Rep. Michael Burgess, R-Texas, predicted Thursday that Congress would deliver financial relief to the flood-ravaged areas of his state in three tranches, starting next week.

"There will be some immediate help that will likely come as early as early next week, and I ... don't think that will be a necessarily hard discussion or a hard vote," Burgess told CNN when asked how Congress will respond to Hurricane Harvey.

"After that first wave, clearly there will be data collected and there will be evidence presented, and as far as the cost of recovery, I think that will be better known in two and a half, three month's time," he said. "I don't know what the time sequence will be, but there will be a secondary wave of federal dollars that are appropriated, and likely as not, there will be a third wave."

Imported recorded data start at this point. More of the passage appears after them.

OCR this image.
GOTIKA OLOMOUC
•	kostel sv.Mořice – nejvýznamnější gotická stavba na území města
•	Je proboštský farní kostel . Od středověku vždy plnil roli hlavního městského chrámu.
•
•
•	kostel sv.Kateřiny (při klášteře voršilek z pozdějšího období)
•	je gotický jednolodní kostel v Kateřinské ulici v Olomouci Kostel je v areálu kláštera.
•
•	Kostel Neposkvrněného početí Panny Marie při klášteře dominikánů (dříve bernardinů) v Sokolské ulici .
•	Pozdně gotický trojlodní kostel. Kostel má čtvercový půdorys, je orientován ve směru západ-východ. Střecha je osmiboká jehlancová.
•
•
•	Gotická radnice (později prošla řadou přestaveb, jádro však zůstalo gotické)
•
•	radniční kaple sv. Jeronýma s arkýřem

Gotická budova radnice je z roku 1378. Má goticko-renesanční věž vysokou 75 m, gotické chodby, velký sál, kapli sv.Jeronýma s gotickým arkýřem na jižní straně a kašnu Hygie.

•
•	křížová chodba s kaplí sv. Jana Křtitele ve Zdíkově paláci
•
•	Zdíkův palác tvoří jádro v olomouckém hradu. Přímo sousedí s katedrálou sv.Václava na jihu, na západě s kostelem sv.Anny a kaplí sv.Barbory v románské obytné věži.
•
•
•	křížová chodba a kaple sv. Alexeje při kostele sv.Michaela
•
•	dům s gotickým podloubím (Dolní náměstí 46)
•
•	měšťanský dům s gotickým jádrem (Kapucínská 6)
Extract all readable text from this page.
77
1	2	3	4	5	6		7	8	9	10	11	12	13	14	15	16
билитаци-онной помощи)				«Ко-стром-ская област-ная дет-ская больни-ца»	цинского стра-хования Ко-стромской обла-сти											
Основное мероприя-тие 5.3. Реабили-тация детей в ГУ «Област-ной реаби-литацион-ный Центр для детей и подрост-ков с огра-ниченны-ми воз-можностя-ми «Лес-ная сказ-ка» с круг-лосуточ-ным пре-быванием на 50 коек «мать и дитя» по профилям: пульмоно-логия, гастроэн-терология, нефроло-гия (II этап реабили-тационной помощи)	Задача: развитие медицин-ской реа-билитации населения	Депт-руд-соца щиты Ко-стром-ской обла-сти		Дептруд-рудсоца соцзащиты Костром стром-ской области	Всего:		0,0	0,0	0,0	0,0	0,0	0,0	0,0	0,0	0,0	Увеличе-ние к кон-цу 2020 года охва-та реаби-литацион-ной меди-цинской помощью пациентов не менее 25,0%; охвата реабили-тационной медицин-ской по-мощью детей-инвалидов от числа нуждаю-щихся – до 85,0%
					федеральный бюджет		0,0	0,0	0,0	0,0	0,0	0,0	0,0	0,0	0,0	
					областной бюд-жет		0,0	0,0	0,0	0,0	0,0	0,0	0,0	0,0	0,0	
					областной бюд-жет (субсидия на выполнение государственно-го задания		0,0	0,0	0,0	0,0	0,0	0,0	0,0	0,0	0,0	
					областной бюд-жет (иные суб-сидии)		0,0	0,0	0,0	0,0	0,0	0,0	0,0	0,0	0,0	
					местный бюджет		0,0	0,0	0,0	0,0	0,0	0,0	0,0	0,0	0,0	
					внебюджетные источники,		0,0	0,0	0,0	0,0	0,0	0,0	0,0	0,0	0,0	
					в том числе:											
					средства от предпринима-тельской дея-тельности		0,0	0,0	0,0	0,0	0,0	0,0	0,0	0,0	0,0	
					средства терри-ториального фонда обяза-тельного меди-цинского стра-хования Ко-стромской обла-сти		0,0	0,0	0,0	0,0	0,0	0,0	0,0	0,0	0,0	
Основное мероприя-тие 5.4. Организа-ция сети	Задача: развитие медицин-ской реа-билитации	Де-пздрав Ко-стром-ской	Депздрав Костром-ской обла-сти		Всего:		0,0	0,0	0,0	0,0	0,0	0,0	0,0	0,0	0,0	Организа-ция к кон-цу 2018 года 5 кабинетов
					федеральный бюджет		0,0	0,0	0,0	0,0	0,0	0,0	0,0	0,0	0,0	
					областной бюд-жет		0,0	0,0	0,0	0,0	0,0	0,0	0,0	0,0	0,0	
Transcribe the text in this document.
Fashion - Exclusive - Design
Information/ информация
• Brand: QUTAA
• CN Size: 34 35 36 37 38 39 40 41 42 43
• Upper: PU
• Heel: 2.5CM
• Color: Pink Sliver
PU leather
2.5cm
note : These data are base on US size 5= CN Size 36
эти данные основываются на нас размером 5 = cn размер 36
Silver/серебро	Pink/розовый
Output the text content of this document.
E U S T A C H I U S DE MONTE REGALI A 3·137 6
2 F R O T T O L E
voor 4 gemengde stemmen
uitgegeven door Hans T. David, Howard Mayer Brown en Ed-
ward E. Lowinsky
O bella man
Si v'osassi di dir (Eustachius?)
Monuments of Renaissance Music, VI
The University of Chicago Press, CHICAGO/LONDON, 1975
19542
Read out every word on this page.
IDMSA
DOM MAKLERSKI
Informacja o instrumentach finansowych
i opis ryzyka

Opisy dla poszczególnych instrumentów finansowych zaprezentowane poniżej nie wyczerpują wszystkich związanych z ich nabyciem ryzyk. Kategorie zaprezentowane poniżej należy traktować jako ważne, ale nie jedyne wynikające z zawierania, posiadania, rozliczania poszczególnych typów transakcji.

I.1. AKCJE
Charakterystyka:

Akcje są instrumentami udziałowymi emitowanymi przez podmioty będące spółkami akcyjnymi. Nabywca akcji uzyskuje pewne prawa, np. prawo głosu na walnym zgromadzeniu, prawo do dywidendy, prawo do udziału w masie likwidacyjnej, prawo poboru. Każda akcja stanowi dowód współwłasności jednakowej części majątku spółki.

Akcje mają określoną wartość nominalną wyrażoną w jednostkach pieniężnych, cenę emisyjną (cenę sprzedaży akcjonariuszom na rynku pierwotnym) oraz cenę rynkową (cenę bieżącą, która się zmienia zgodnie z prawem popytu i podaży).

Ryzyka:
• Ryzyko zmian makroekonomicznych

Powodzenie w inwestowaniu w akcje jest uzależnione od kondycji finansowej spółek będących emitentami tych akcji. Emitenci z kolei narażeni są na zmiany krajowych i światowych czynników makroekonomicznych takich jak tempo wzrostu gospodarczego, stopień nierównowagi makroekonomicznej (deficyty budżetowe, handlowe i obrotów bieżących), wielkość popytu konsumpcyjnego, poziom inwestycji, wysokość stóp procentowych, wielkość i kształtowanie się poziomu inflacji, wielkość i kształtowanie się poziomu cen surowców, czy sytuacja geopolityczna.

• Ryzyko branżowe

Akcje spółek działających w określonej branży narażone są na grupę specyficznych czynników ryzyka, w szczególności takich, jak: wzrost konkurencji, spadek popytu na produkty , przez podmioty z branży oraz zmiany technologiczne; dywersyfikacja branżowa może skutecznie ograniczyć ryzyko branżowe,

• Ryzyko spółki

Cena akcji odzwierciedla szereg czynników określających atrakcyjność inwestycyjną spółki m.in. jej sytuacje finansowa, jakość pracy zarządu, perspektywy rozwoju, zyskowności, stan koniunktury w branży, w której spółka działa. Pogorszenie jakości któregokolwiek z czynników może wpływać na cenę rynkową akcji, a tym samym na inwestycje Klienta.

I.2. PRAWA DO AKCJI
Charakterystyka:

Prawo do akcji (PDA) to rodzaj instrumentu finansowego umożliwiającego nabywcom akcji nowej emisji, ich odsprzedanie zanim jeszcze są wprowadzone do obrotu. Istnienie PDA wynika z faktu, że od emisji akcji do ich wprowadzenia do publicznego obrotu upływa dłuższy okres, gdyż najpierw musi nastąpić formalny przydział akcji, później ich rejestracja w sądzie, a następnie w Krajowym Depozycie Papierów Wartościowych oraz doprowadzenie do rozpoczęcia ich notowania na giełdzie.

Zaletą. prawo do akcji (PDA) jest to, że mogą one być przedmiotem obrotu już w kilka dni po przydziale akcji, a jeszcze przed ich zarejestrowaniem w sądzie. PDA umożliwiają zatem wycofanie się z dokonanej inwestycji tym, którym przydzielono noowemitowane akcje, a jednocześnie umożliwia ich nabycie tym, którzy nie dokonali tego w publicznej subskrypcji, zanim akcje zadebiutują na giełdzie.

Burgess said he prefers these separate, smaller waves of aid as opposed to a single, large bill, like the one Congress passed to help people in New York and New Jersey after 2012's Superstorm Sandy. When pushed on why he voted against Sandy aid in 2012, he said he was worried, and remains worried, that these bills are written in a way that ensures prompt delivery of aid.

He said in the case of Sandy and Hurricane Katrine, millions of dollars were left unspent, which sometimes happened because local officials weren't able to meet the strict conditions that the federal government put on the money.

"I want to be certain that the help gets where it's needed, when it's needed, but yeah, we do have a responsibility to be good stewards of the taxpayer dollar, and that's a concurrent responsibility," he said.

It's not clear at all how much money Congress might spend to help Houston and surrounding areas recover from Harvey. However, one House Democrat has said the final bill will be well over $100 billion, and another predicted $150 billion.

The feds spent about $120 billion in total on recovery efforts for Hurricane Katrina.